The foyer of 101 Collins Street has ionic columns for their beauty rather than their engineering. It has marble spirals on the floor, sculpture alcoves, phases of the moon above the reception desk and 23 caret gold leaf walls. It has a temple like grandeur and stature. Rob Miller’s sculptures currently on display in the water features in front of these golden walls are interpretations of classical Greek myth. One is Odysseus. The shimmering backdrop and the enclosed space of the water feature gives the sculptures and the space an aedicula like quality. With this association in mind, there is sense of the work relaying a parable that through narrative can circle around abstract desires. 


In Miller's Odysseus and the Sirens there is a man with a round head wearing long robe leaning starboard on a boat. In the myth, the sirens sing such a seductive song that it lures sailors to their death. Odysseus ties himself to the mast of his ship to avoid crashing to his death. Miller's sculpture incorporates the mast and the man in one vertical line. The sculpture embodies the nature of the tragic hero; the solid and strong carved figure leans precariously towards temptation. This Odysseus, in this gilded foyer, seems a reminder of the perils of hubris. 



There is a focus on the breasts and buttock of the sirens in these sculptures. This creates an ogling element to Odysseus lean that also makes him a little less noble in his clever self-will and restraint. The form of the sirens evokes the little Venus of Hohle Fels, a sculpture from the Stone Age carved from a wooly mammoth's tusk. This reference to Venus and ancient fertility goddesses denote a simultaneous admiration, fear and objectification of female sexuality. Fertility has also been customarily synonymous with wealth and prosperity. In the opulence of this space these exaggerated body parts can be read as embodying a certian bountiful plenty.   We can again suggest that the desire and temptation Odysseus leans towards may have many faces and it’s left to the individual viewer to imagine what song would drive them off course.

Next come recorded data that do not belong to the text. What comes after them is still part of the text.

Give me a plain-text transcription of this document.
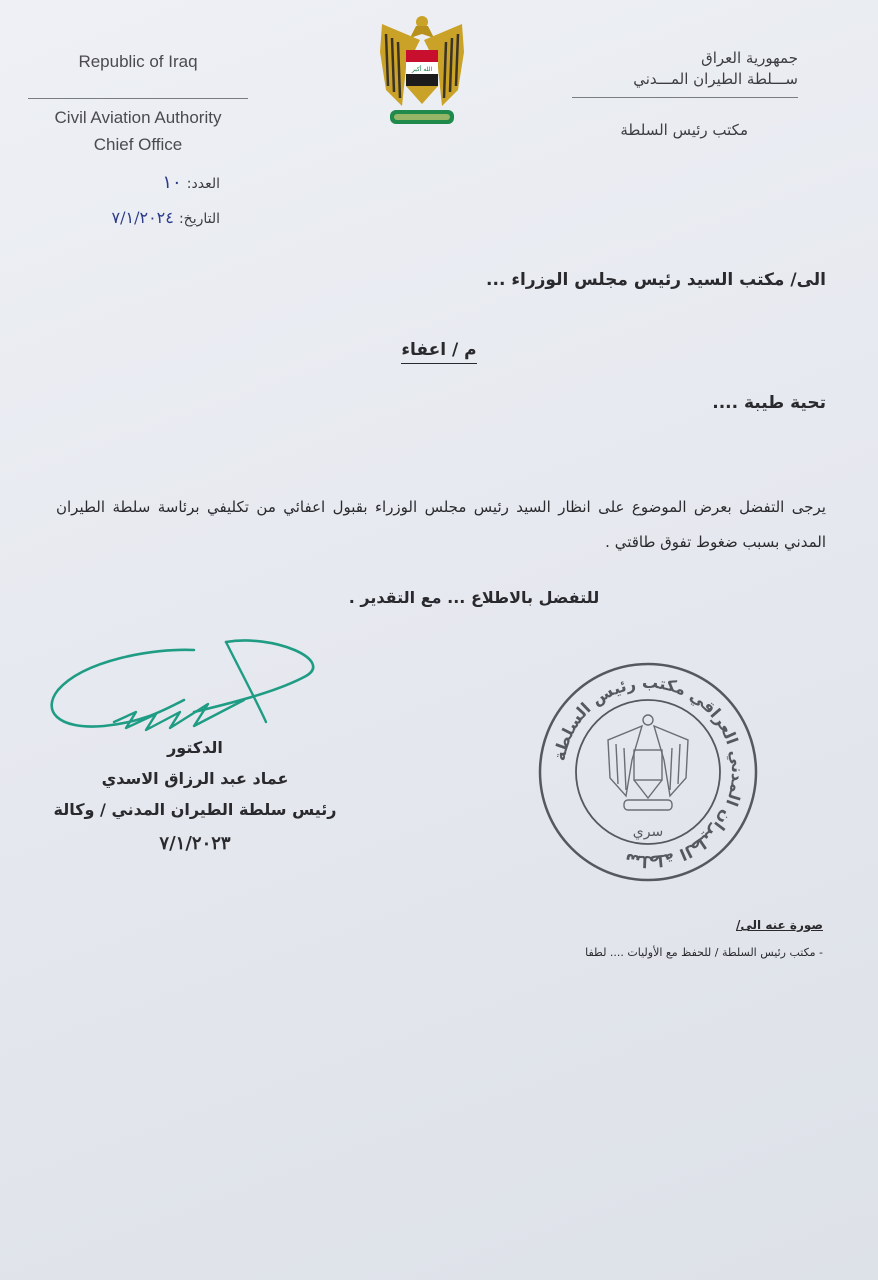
Republic of Iraq
Civil Aviation Authority
Chief Office
الله أكبر
جمهورية العراق
ســـلطة الطيران المـــدني
مكتب رئيس السلطة
العدد: ١٠
التاريخ: ٧/١/٢٠٢٤
الى/ مكتب السيد رئيس مجلس الوزراء ...
م / اعفاء
تحية طيبة ....
يرجى التفضل بعرض الموضوع على انظار السيد رئيس مجلس الوزراء بقبول اعفائي من تكليفي برئاسة سلطة الطيران المدني بسبب ضغوط تفوق طاقتي .
للتفضل بالاطلاع ... مع التقدير .
الدكتور
عماد عبد الرزاق الاسدي
رئيس سلطة الطيران المدني / وكالة
٧/١/٢٠٢٣
سلطة الطيران المدني العراقي مكتب رئيس السلطة
سري
صورة عنه الى/
- مكتب رئيس السلطة / للحفظ مع الأوليات .... لطفا
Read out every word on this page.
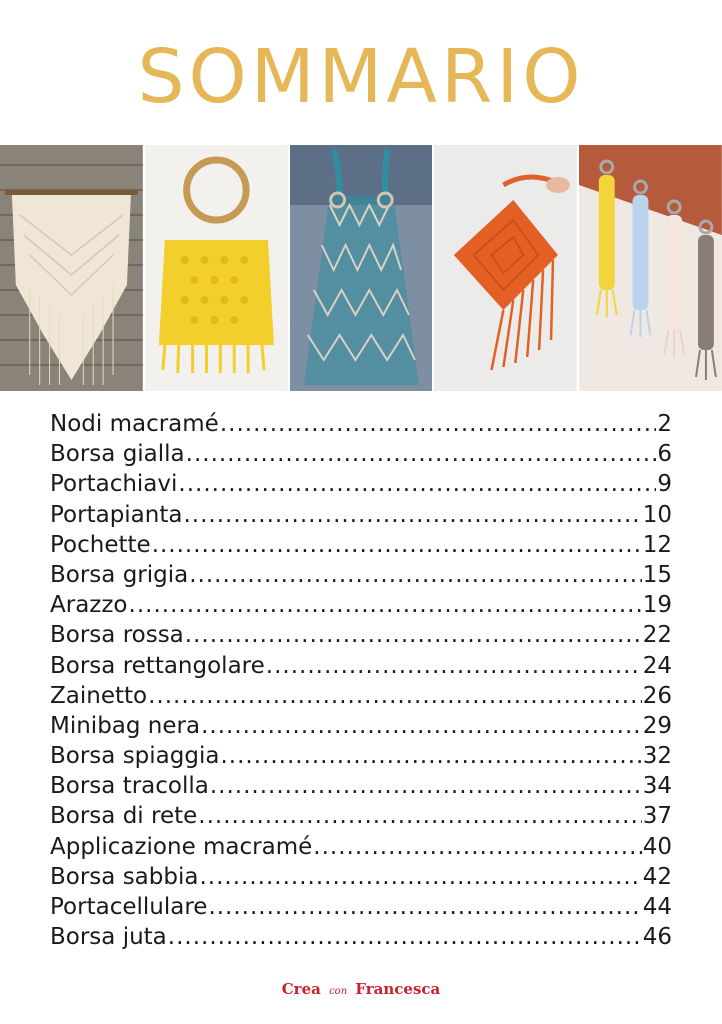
SOMMARIO
Nodi macramé .....	2
Borsa gialla .....	6
Portachiavi .....	9
Portapianta .....	10
Pochette .....	12
Borsa grigia .....	15
Arazzo .....	19
Borsa rossa .....	22
Borsa rettangolare .....	24
Zainetto .....	26
Minibag nera .....	29
Borsa spiaggia .....	32
Borsa tracolla .....	34
Borsa di rete .....	37
Applicazione macramé .....	40
Borsa sabbia .....	42
Portacellulare .....	44
Borsa juta .....	46
Crea con Francesca
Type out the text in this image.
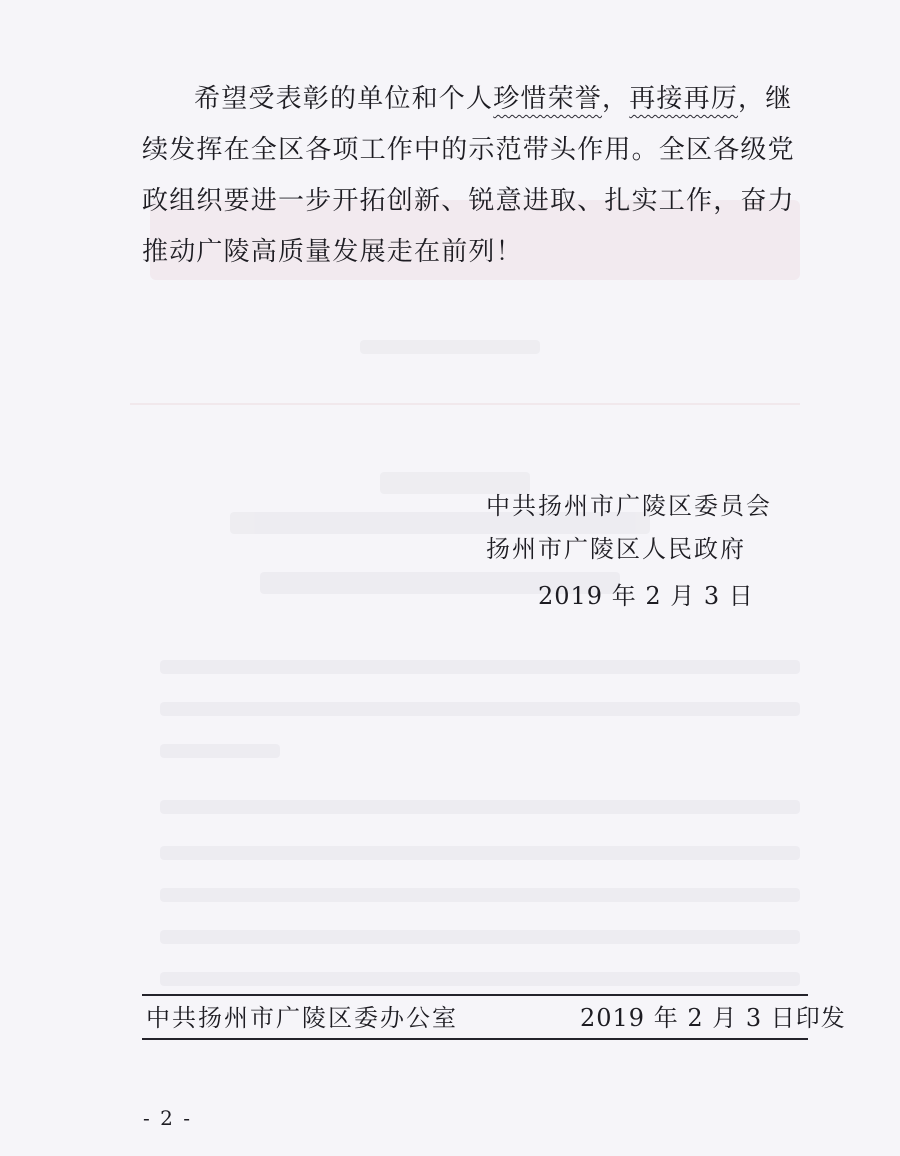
希望受表彰的单位和个人珍惜荣誉，再接再厉，继续发挥在全区各项工作中的示范带头作用。全区各级党政组织要进一步开拓创新、锐意进取、扎实工作，奋力推动广陵高质量发展走在前列！

中共扬州市广陵区委员会
扬州市广陵区人民政府
2019 年 2 月 3 日
中共扬州市广陵区委办公室	2019 年 2 月 3 日印发
- 2 -
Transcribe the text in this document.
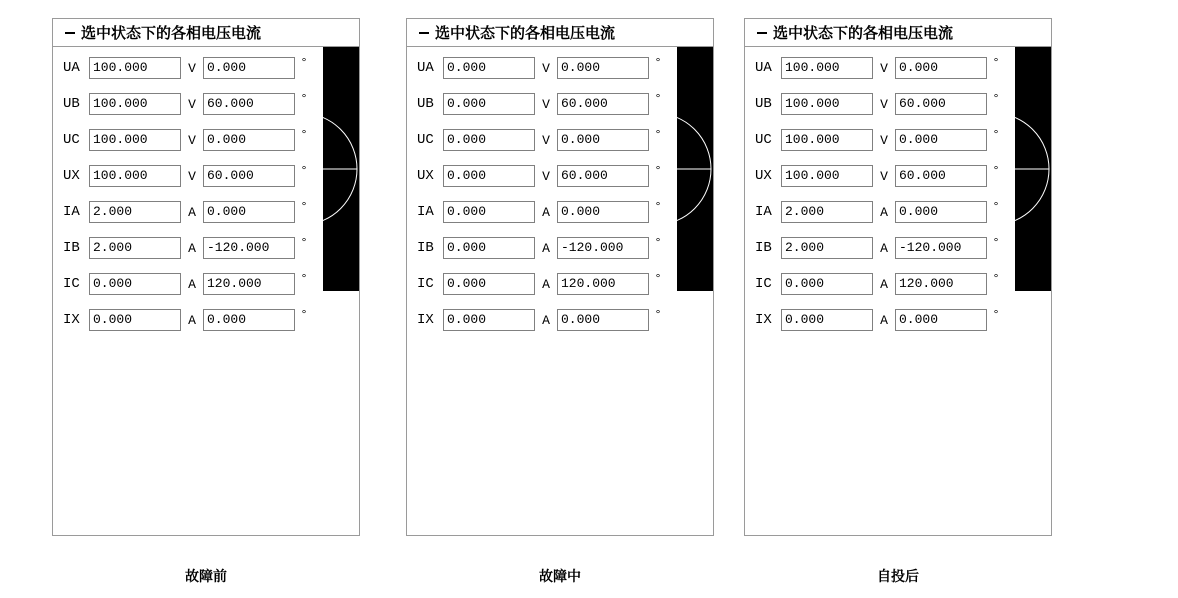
选中状态下的各相电压电流
UA	100.000	V 0.000	°
UB	100.000	V 60.000	°
UC	100.000	V 0.000	°
UX	100.000	V 60.000	°
IA	2.000	A 0.000	°
IB	2.000	A -120.000	°
IC	0.000	A 120.000	°
IX	0.000	A 0.000	°
故障前
选中状态下的各相电压电流
UA	0.000	V 0.000	°
UB	0.000	V 60.000	°
UC	0.000	V 0.000	°
UX	0.000	V 60.000	°
IA	0.000	A 0.000	°
IB	0.000	A -120.000	°
IC	0.000	A 120.000	°
IX	0.000	A 0.000	°
故障中
选中状态下的各相电压电流
UA	100.000	V 0.000	°
UB	100.000	V 60.000	°
UC	100.000	V 0.000	°
UX	100.000	V 60.000	°
IA	2.000	A 0.000	°
IB	2.000	A -120.000	°
IC	0.000	A 120.000	°
IX	0.000	A 0.000	°
自投后
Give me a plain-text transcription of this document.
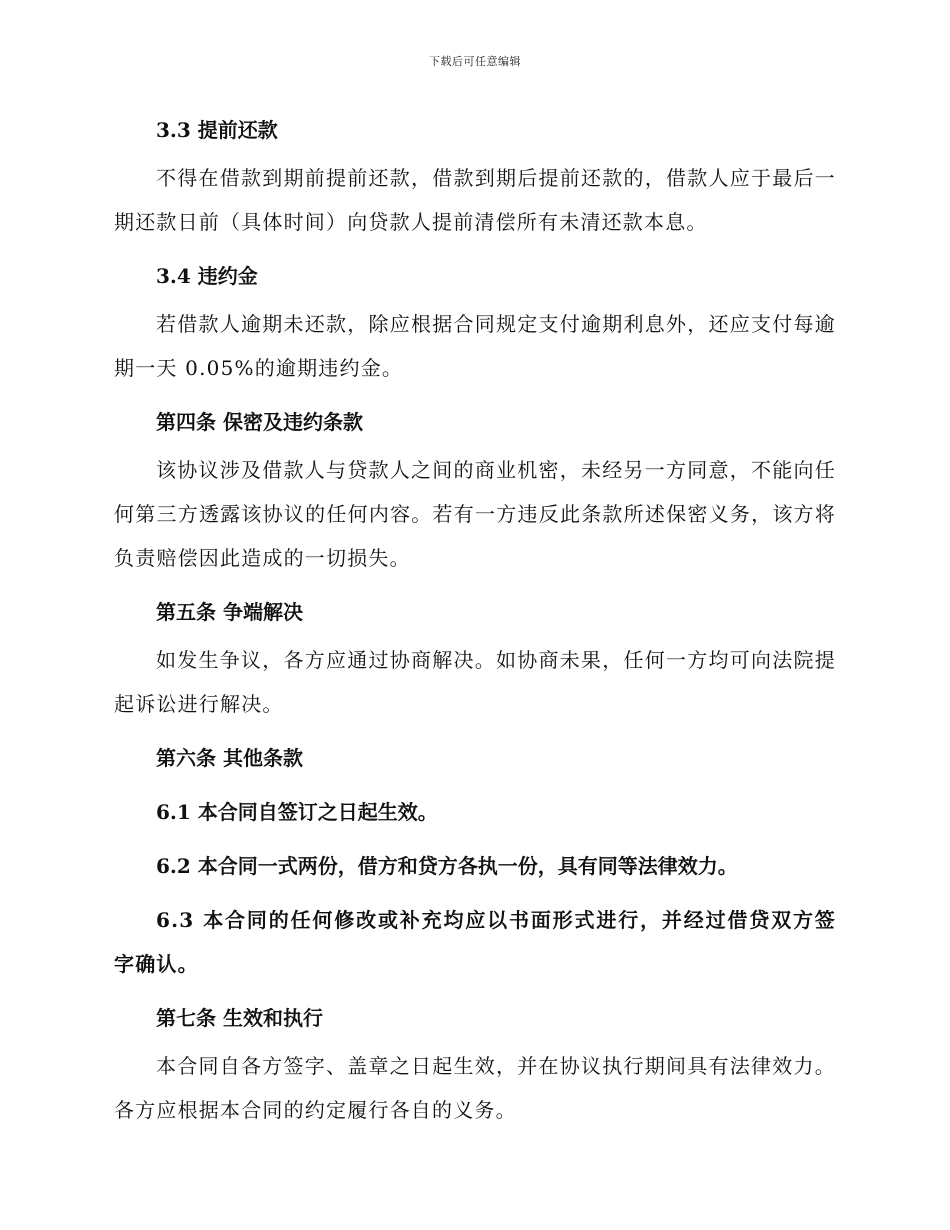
下载后可任意编辑
3.3 提前还款

不得在借款到期前提前还款，借款到期后提前还款的，借款人应于最后一期还款日前（具体时间）向贷款人提前清偿所有未清还款本息。

3.4 违约金

若借款人逾期未还款，除应根据合同规定支付逾期利息外，还应支付每逾期一天 0.05%的逾期违约金。

第四条 保密及违约条款

该协议涉及借款人与贷款人之间的商业机密，未经另一方同意，不能向任何第三方透露该协议的任何内容。若有一方违反此条款所述保密义务，该方将负责赔偿因此造成的一切损失。

第五条 争端解决

如发生争议，各方应通过协商解决。如协商未果，任何一方均可向法院提起诉讼进行解决。

第六条 其他条款
6.1 本合同自签订之日起生效。
6.2 本合同一式两份，借方和贷方各执一份，具有同等法律效力。

6.3 本合同的任何修改或补充均应以书面形式进行，并经过借贷双方签字确认。

第七条 生效和执行

本合同自各方签字、盖章之日起生效，并在协议执行期间具有法律效力。各方应根据本合同的约定履行各自的义务。
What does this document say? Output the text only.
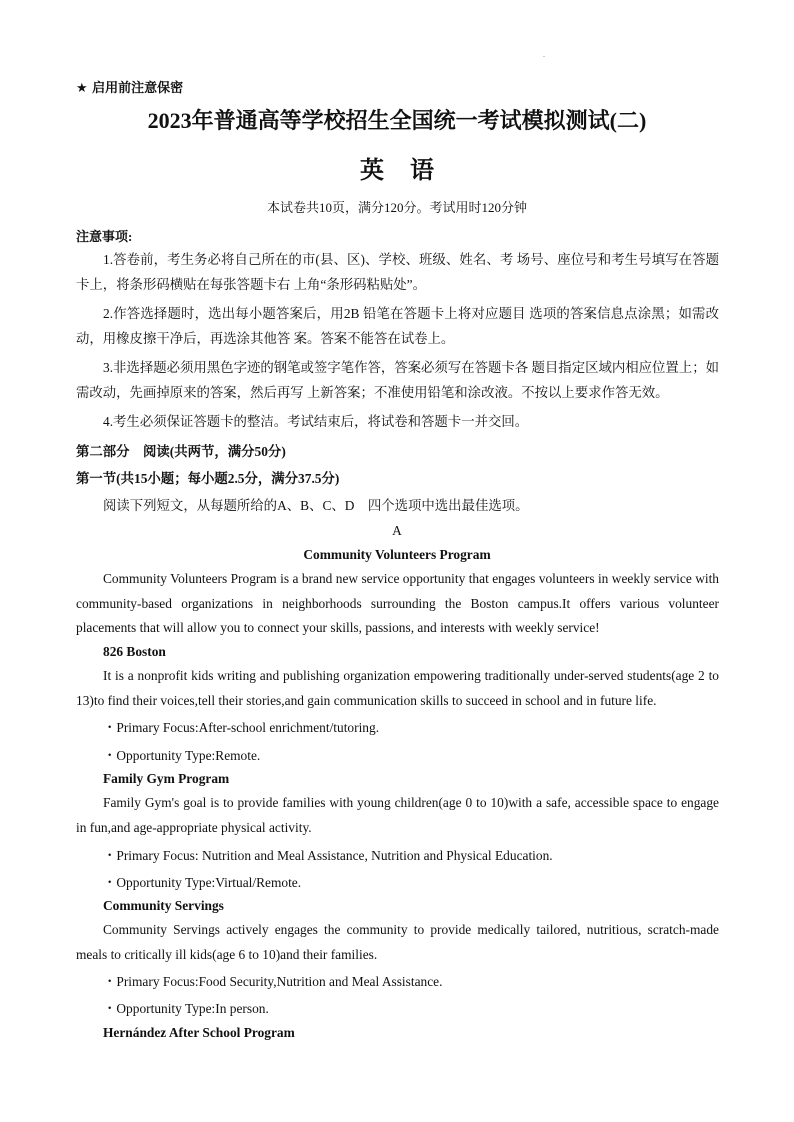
.
★ 启用前注意保密
2023年普通高等学校招生全国统一考试模拟测试(二)
英 语
本试卷共10页，满分120分。考试用时120分钟
注意事项:

1.答卷前，考生务必将自己所在的市(县、区)、学校、班级、姓名、考 场号、座位号和考生号填写在答题卡上，将条形码横贴在每张答题卡右 上角“条形码粘贴处”。

2.作答选择题时，选出每小题答案后，用2B 铅笔在答题卡上将对应题目 选项的答案信息点涂黑；如需改动，用橡皮擦干净后，再选涂其他答 案。答案不能答在试卷上。

3.非选择题必须用黑色字迹的钢笔或签字笔作答，答案必须写在答题卡各 题目指定区域内相应位置上；如需改动，先画掉原来的答案，然后再写 上新答案；不准使用铅笔和涂改液。不按以上要求作答无效。

4.考生必须保证答题卡的整洁。考试结束后，将试卷和答题卡一并交回。

第二部分　阅读(共两节，满分50分)
第一节(共15小题；每小题2.5分，满分37.5分)
阅读下列短文，从每题所给的A、B、C、D　四个选项中选出最佳选项。
A
Community Volunteers Program

Community Volunteers Program is a brand new service opportunity that engages volunteers in weekly service with community-based organizations in neighborhoods surrounding the Boston campus.It offers various volunteer placements that will allow you to connect your skills, passions, and interests with weekly service!

826 Boston

It is a nonprofit kids writing and publishing organization empowering traditionally under-served students(age 2 to 13)to find their voices,tell their stories,and gain communication skills to succeed in school and in future life.

・Primary Focus:After-school enrichment/tutoring.
・Opportunity Type:Remote.
Family Gym Program

Family Gym's goal is to provide families with young children(age 0 to 10)with a safe, accessible space to engage in fun,and age-appropriate physical activity.

・Primary Focus: Nutrition and Meal Assistance, Nutrition and Physical Education.
・Opportunity Type:Virtual/Remote.
Community Servings

Community Servings actively engages the community to provide medically tailored, nutritious, scratch-made meals to critically ill kids(age 6 to 10)and their families.

・Primary Focus:Food Security,Nutrition and Meal Assistance.
・Opportunity Type:In person.
Hernández After School Program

The perils of hearing the song of the sirens has been retold in many ways. We know from Hollywood alone the monstrous destruction that the seduction of the femme fatale can bring. Think of Glen Close or Sharon Stone in those thrillers like Fatal Attraction and Basic Instinct. The female gaze has been mythologised as frightening, aggressive and a threat to society. Homer writes: 'Whoever draws too close, off guard, and catches the Sirens' voices in the air—no sailing home for him, no wife rising to meet him, no happy children beaming up at their father's face'. Though Miller’s siren sculptures have no heads or arms they seem to still be able to frighten by their gaze. However their missing limbs (wings) and heads also imply a breaking or restraint of any real power a siren may represent. These sculptures become a pure fantasy. 



 
The fetishised focus on the sirens’ bodies suggests Odysseus’ is both a victim and a voyeur. He lives to tell the tale of the women who could have devoured him. The siren’s song is a death song. It brings momentary bliss and unknowable pain and death. That Odysseus hears this song without being dragged in gives him a knowledge that he can cannot express in language. He never recounts the actual song. It is like the unquantifiable object that attracts us to one another. The focus on the torso in these sculptures suggests a mysterious disembodiment is at play in attraction and desire. These sirens have no mouths. There is no music in the air. The only way that the song is rendered by Miller is in Odysseus' posture. His desire is captured in his totally physical response, his slant and motion. Miller captures that the nature of the sirens' voice is Odysseus's own desire that leads him to potential destruction. However, since he momentarily cheats this fate, he is destined to enjoy this satisfaction by unspeakable proxy.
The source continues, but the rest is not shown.